Sandbox VM as seen in VMware Fusion
The IP address in blurred out. I simply installed the latest Sandbox VMware .ova file. When I downloaded the file from Hortonworks, the saved file was given the extension .ovf and this gives Fusion (5.03) trouble. Manually changing to .ova made the import work. Hortonworks import instructions are available here. The actual instructions to make the R, RStudio and the rmr2 library are found in the following history listing from my ssh session to the VM.

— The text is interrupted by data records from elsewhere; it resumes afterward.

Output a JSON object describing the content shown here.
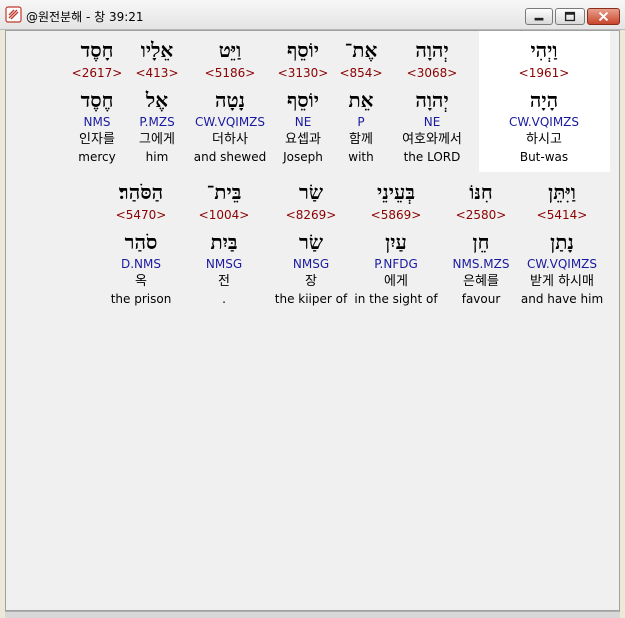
{
  "window": {
    "title": "@원전분해 - 창 39:21"
  },
  "rows": [
    {
      "words": [
        {
          "hebrew": "וַיְהִי",
          "strong": "<1961>",
          "lemma": "הָיָה",
          "parse": "CW.VQIMZS",
          "korean": "하시고",
          "english": "But-was"
        },
        {
          "hebrew": "יְהוָה",
          "strong": "<3068>",
          "lemma": "יְהוָה",
          "parse": "NE",
          "korean": "여호와께서",
          "english": "the LORD"
        },
        {
          "hebrew": "אֶת־",
          "strong": "<854>",
          "lemma": "אֵת",
          "parse": "P",
          "korean": "함께",
          "english": "with"
        },
        {
          "hebrew": "יוֹסֵף",
          "strong": "<3130>",
          "lemma": "יוֹסֵף",
          "parse": "NE",
          "korean": "요셉과",
          "english": "Joseph"
        },
        {
          "hebrew": "וַיֵּט",
          "strong": "<5186>",
          "lemma": "נָטָה",
          "parse": "CW.VQIMZS",
          "korean": "더하사",
          "english": "and shewed"
        },
        {
          "hebrew": "אֵלָיו",
          "strong": "<413>",
          "lemma": "אֶל",
          "parse": "P.MZS",
          "korean": "그에게",
          "english": "him"
        },
        {
          "hebrew": "חָסֶד",
          "strong": "<2617>",
          "lemma": "חֶסֶד",
          "parse": "NMS",
          "korean": "인자를",
          "english": "mercy"
        }
      ]
    },
    {
      "words": [
        {
          "hebrew": "וַיִּתֵּן",
          "strong": "<5414>",
          "lemma": "נָתַן",
          "parse": "CW.VQIMZS",
          "korean": "받게 하시매",
          "english": "and have him"
        },
        {
          "hebrew": "חִנּוֹ",
          "strong": "<2580>",
          "lemma": "חֵן",
          "parse": "NMS.MZS",
          "korean": "은혜를",
          "english": "favour"
        },
        {
          "hebrew": "בְּעֵינֵי",
          "strong": "<5869>",
          "lemma": "עַיִן",
          "parse": "P.NFDG",
          "korean": "에게",
          "english": "in the sight of"
        },
        {
          "hebrew": "שַׂר",
          "strong": "<8269>",
          "lemma": "שַׂר",
          "parse": "NMSG",
          "korean": "장",
          "english": "the kiiper of"
        },
        {
          "hebrew": "בֵּית־",
          "strong": "<1004>",
          "lemma": "בַּיִת",
          "parse": "NMSG",
          "korean": "전",
          "english": "."
        },
        {
          "hebrew": "הַסֹּהַר׃",
          "strong": "<5470>",
          "lemma": "סֹהַר",
          "parse": "D.NMS",
          "korean": "옥",
          "english": "the prison"
        }
      ]
    }
  ]
}
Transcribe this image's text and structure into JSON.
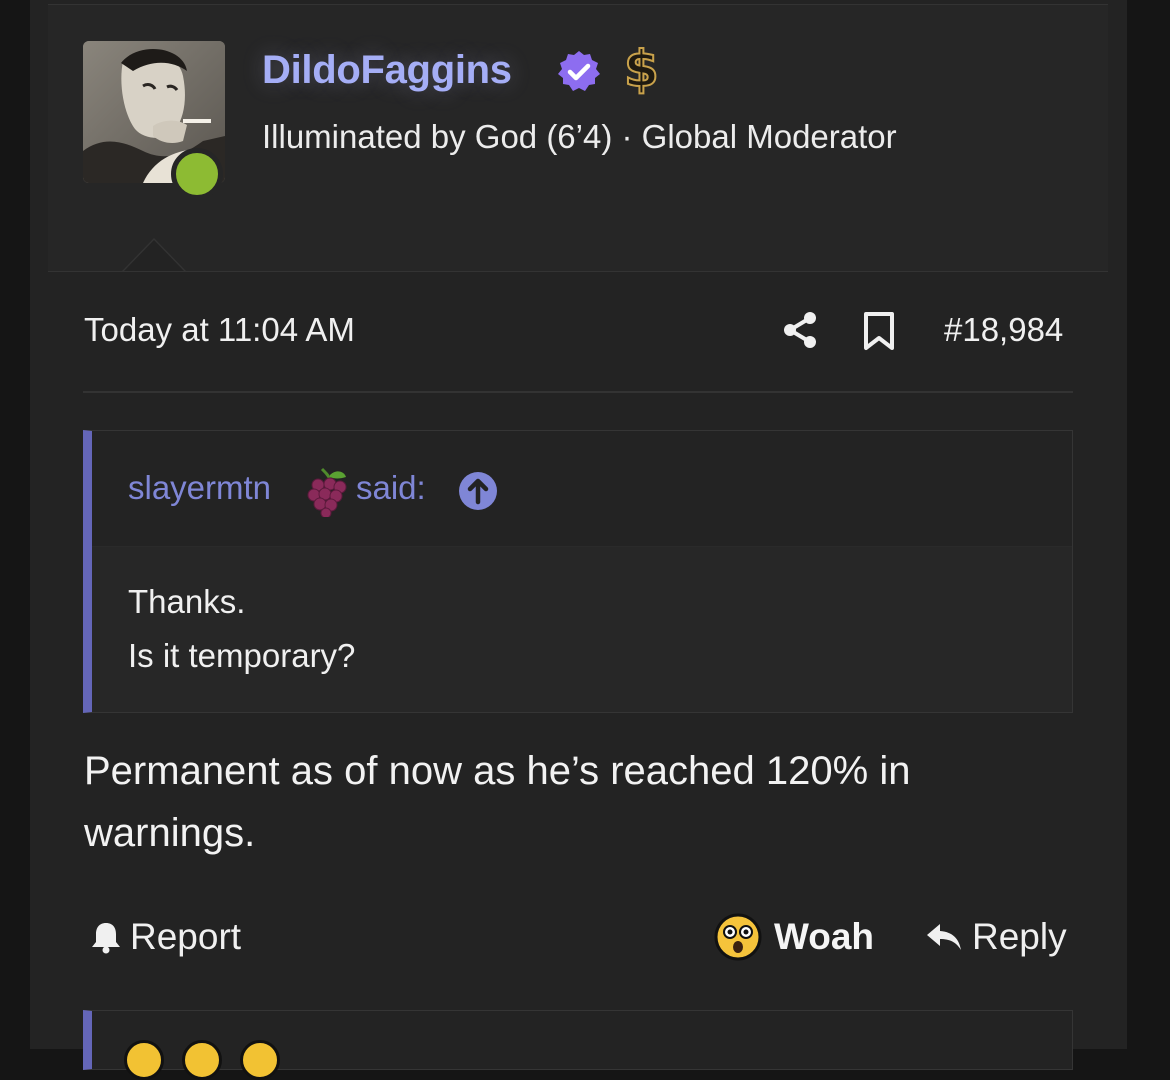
{
  "user": {
    "name": "DildoFaggins",
    "title": "Illuminated by God (6’4) · Global Moderator",
    "badge_icon": "verified-check-icon",
    "donor_icon": "dollar-icon",
    "online": true
  },
  "post": {
    "date": "Today at 11:04 AM",
    "number": "#18,984",
    "body": "Permanent as of now as he’s reached 120% in warnings."
  },
  "quote": {
    "author": "slayermtn",
    "author_emoji": "grapes-icon",
    "said": "said:",
    "lines": [
      "Thanks.",
      "Is it temporary?"
    ]
  },
  "actions": {
    "report_label": "Report",
    "reaction_label": "Woah",
    "reply_label": "Reply"
  },
  "colors": {
    "username": "#a5aef6",
    "quote_accent": "#6466b8",
    "online": "#8dbb33",
    "background": "#232323"
  }
}
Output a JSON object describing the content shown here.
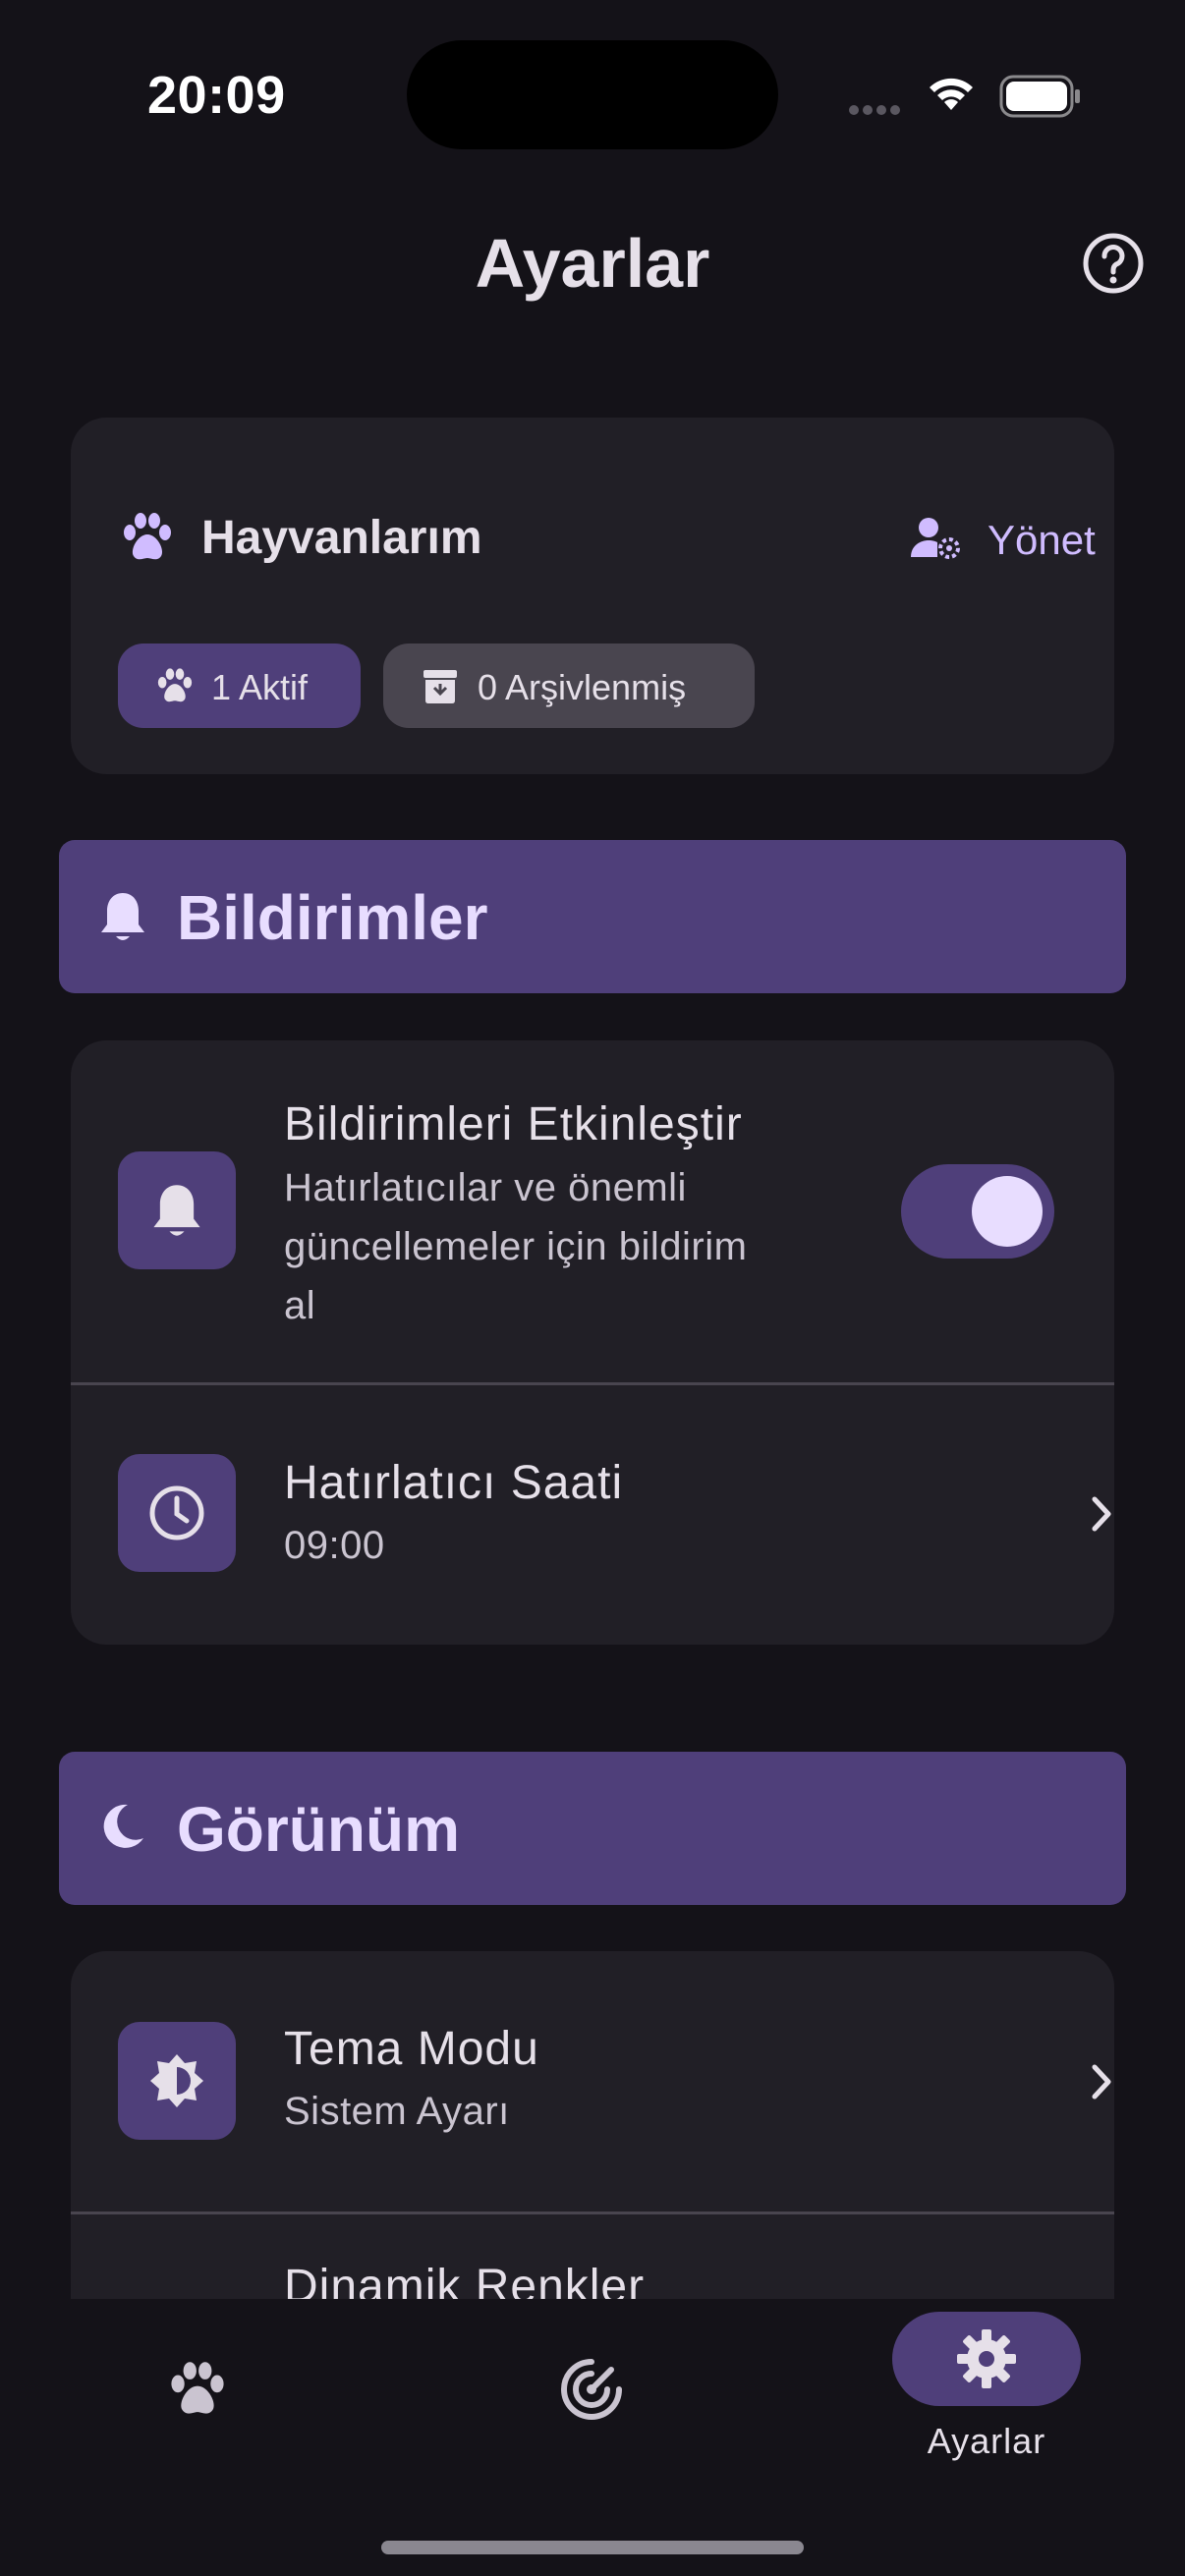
{
  "status_bar": {
    "time": "20:09",
    "icons": [
      "signal-icon",
      "wifi-icon",
      "battery-icon"
    ]
  },
  "app_bar": {
    "title": "Ayarlar",
    "help_icon": "help-circle-icon"
  },
  "pets_card": {
    "title": "Hayvanlarım",
    "manage_label": "Yönet",
    "chips": {
      "active": "1 Aktif",
      "archived": "0 Arşivlenmiş"
    }
  },
  "sections": {
    "notifications": {
      "header": "Bildirimler",
      "enable": {
        "title": "Bildirimleri Etkinleştir",
        "subtitle_lines": [
          "Hatırlatıcılar ve önemli",
          "güncellemeler için bildirim",
          "al"
        ],
        "enabled": true
      },
      "reminder_time": {
        "title": "Hatırlatıcı Saati",
        "value": "09:00"
      }
    },
    "appearance": {
      "header": "Görünüm",
      "theme_mode": {
        "title": "Tema Modu",
        "value": "Sistem Ayarı"
      },
      "dynamic_colors": {
        "title": "Dinamik Renkler"
      }
    }
  },
  "nav": {
    "items": [
      {
        "icon": "paw-icon",
        "label": ""
      },
      {
        "icon": "radar-icon",
        "label": ""
      },
      {
        "icon": "gear-icon",
        "label": "Ayarlar",
        "selected": true
      }
    ]
  },
  "colors": {
    "background": "#141218",
    "card": "#211F26",
    "accent_container": "#4F3F7A",
    "accent": "#D0BCFF"
  }
}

An image of the steps needed for the install
The text for these commands for cut-n-paste convenience:
sudo rpm -Uvh http://dl.fedoraproject.org/pub/epel/6/x86_64/epel-release-6-8.noarch.rpm sudo yum -y install git wget R ls /etc/default sudo ln -s /etc/default/hadoop /etc/profile.d/hadoop.sh cat /etc/profile.d/hadoop.sh | sed 's/export //g' > ~/.Renviron wget http://download2.rstudio.org/rstudio-server-0.97.332-x86_64.rpm sudo yum install --nogpgcheck rstudio-server-0.97.332-x86_64.rpm sudo R wget --no-check-certificate http://goo.gl/uV6Y9 sudo R CMD INSTALL rmr2_2.1.0.tar.gz
After the sudo R step, you need to install some R package prerequisites:
install.packages( c('RJSONIO', 'itertools', 'digest', 'Rcpp', 'functional', 'plyr', 'stringr'), repos='http://cran.revolutionanalytics.com') install.packages( c('reshape2'), repos='http://cran.revolutionanalytics.com')
The URL in the second wget statement comes from the current location of the latest rmr2 library as documented here.
After this you should be able to run RStudio in your browser at port 8787.